Lowell 'Spirit' Grant has lost his claim against Hackney Council for compensation following the sale of his home and business at auction to an off-shore company.
"He was plainly proud of the business which he had built up since 1993. It is sad that this was taken from him " said the Judge "It is unfortunate that these offshore companies are purchasing properties and are able to avoid the same fees and taxes which others would have to pay".
Spirit had wanted to buy his property and met the Council's property agents, Nelson Bakewell, prior to the auction. Although he had handed over his cheque for £10,000 deposit, and signed a document, the property was later sold at auction for £15,000 less than Spirit had agreed to pay. The cheque was later posted back to him without explanation.
The Council's agent agreed it was possible that Spirit may have signed something at the pre-auction meeting but the Judge found that, whatever it was, it was not proved to be a sale contract. The property agents later returned the file to the Council but despite investigations by the Council's Internal Audit, and a Scrutiny Committee Inquiry, the document has never been produced .

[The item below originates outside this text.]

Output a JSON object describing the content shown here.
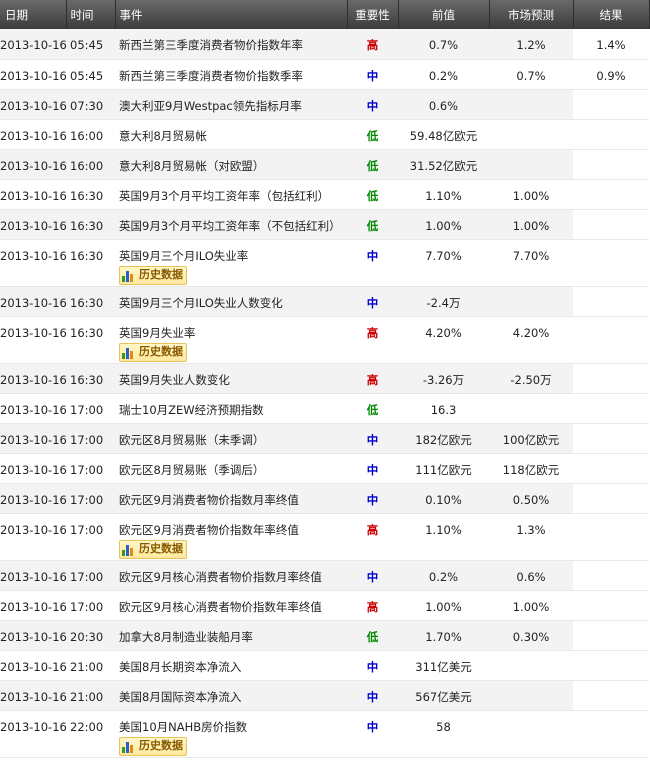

The Council's agent said that Spirit must have known of the auction of the property well in advance because he had been there to measure it up. Why the auction catalogue described Spirit's residential flat above the shop as 'storage' remains a mystery.

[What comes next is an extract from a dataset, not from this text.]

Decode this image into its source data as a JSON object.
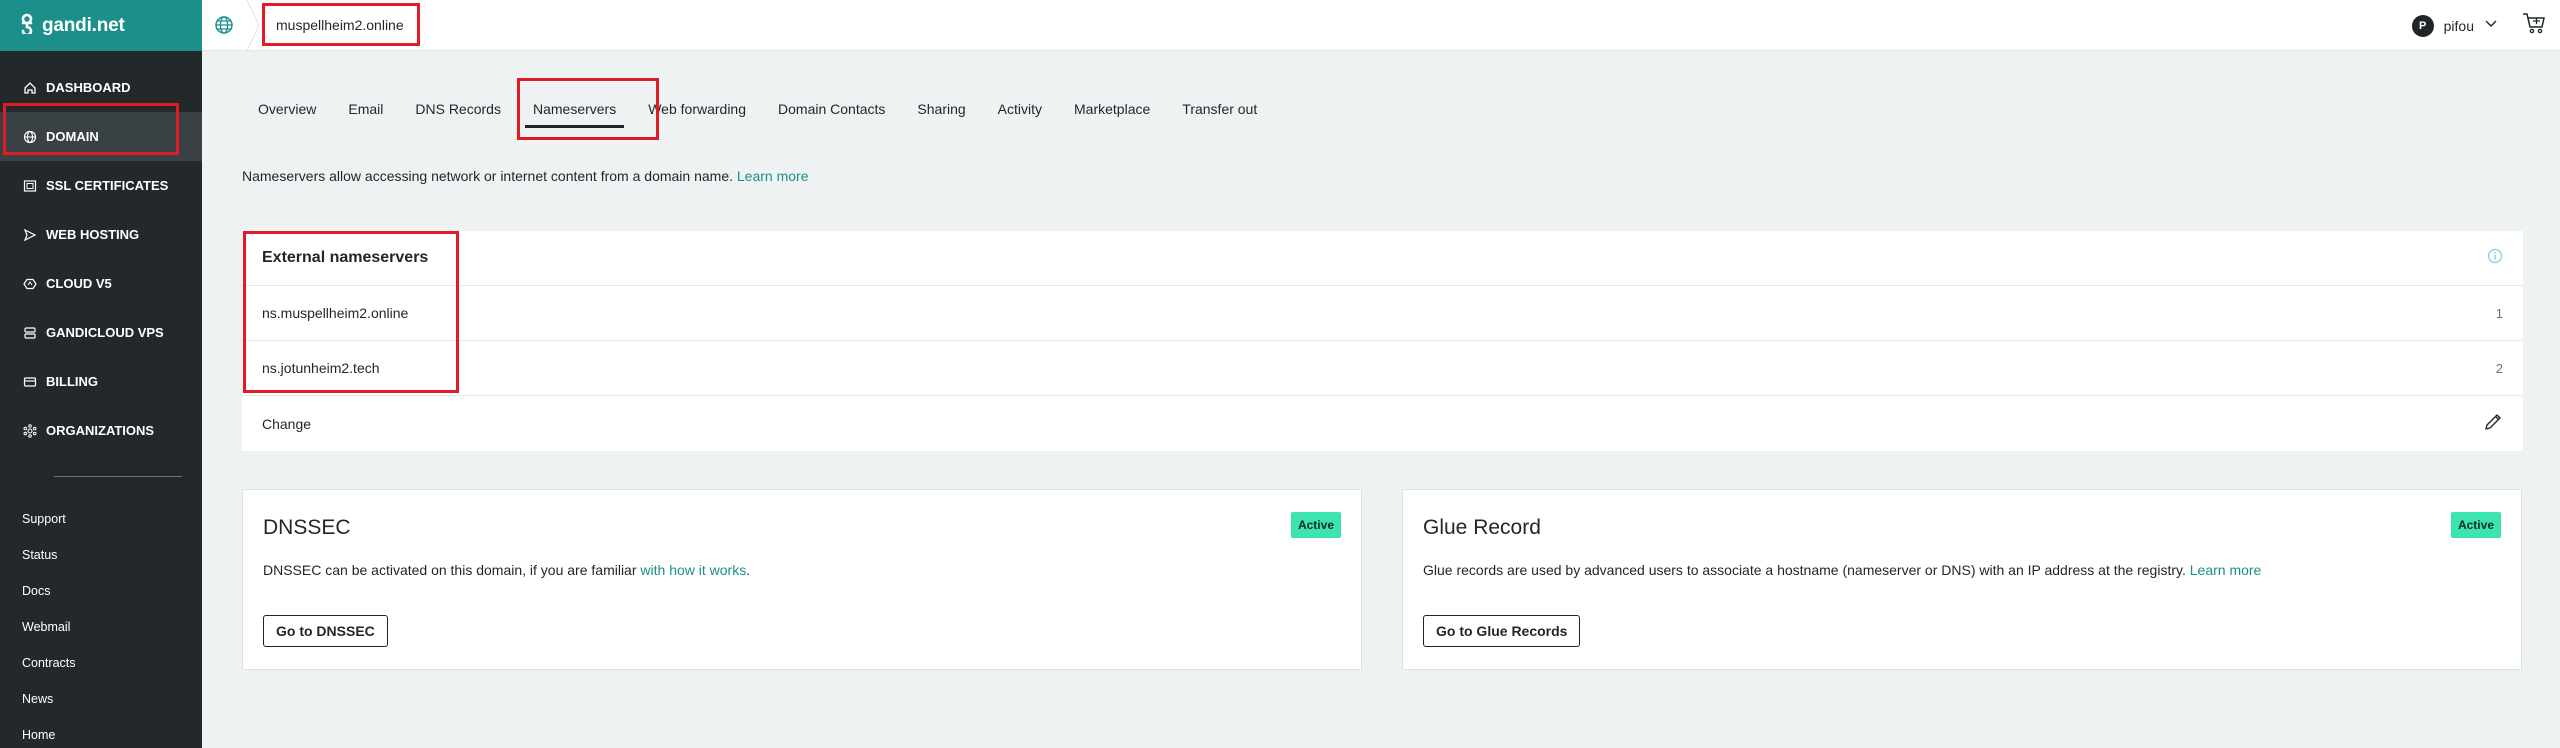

The Council's agents gave evidence at the trial, which the Judge accepted, that they went ahead and auctioned the property because Spirit had told them that his cheque would not be honoured. A member of Spirit's family said on oath that they had agreed to make an immediate transfer of funds.Following a three year battle, and despite all the rent being up to date, Spirit was evicted last year for failing to pay the off-shore landlord's legal costs awarded in its possession proceedings at a time when Spirit had no legal representation. The Court of Appeal found that in the case of business tenants the Court did not have the same power, which it has for purely residential occupiers, to allow them time to pay.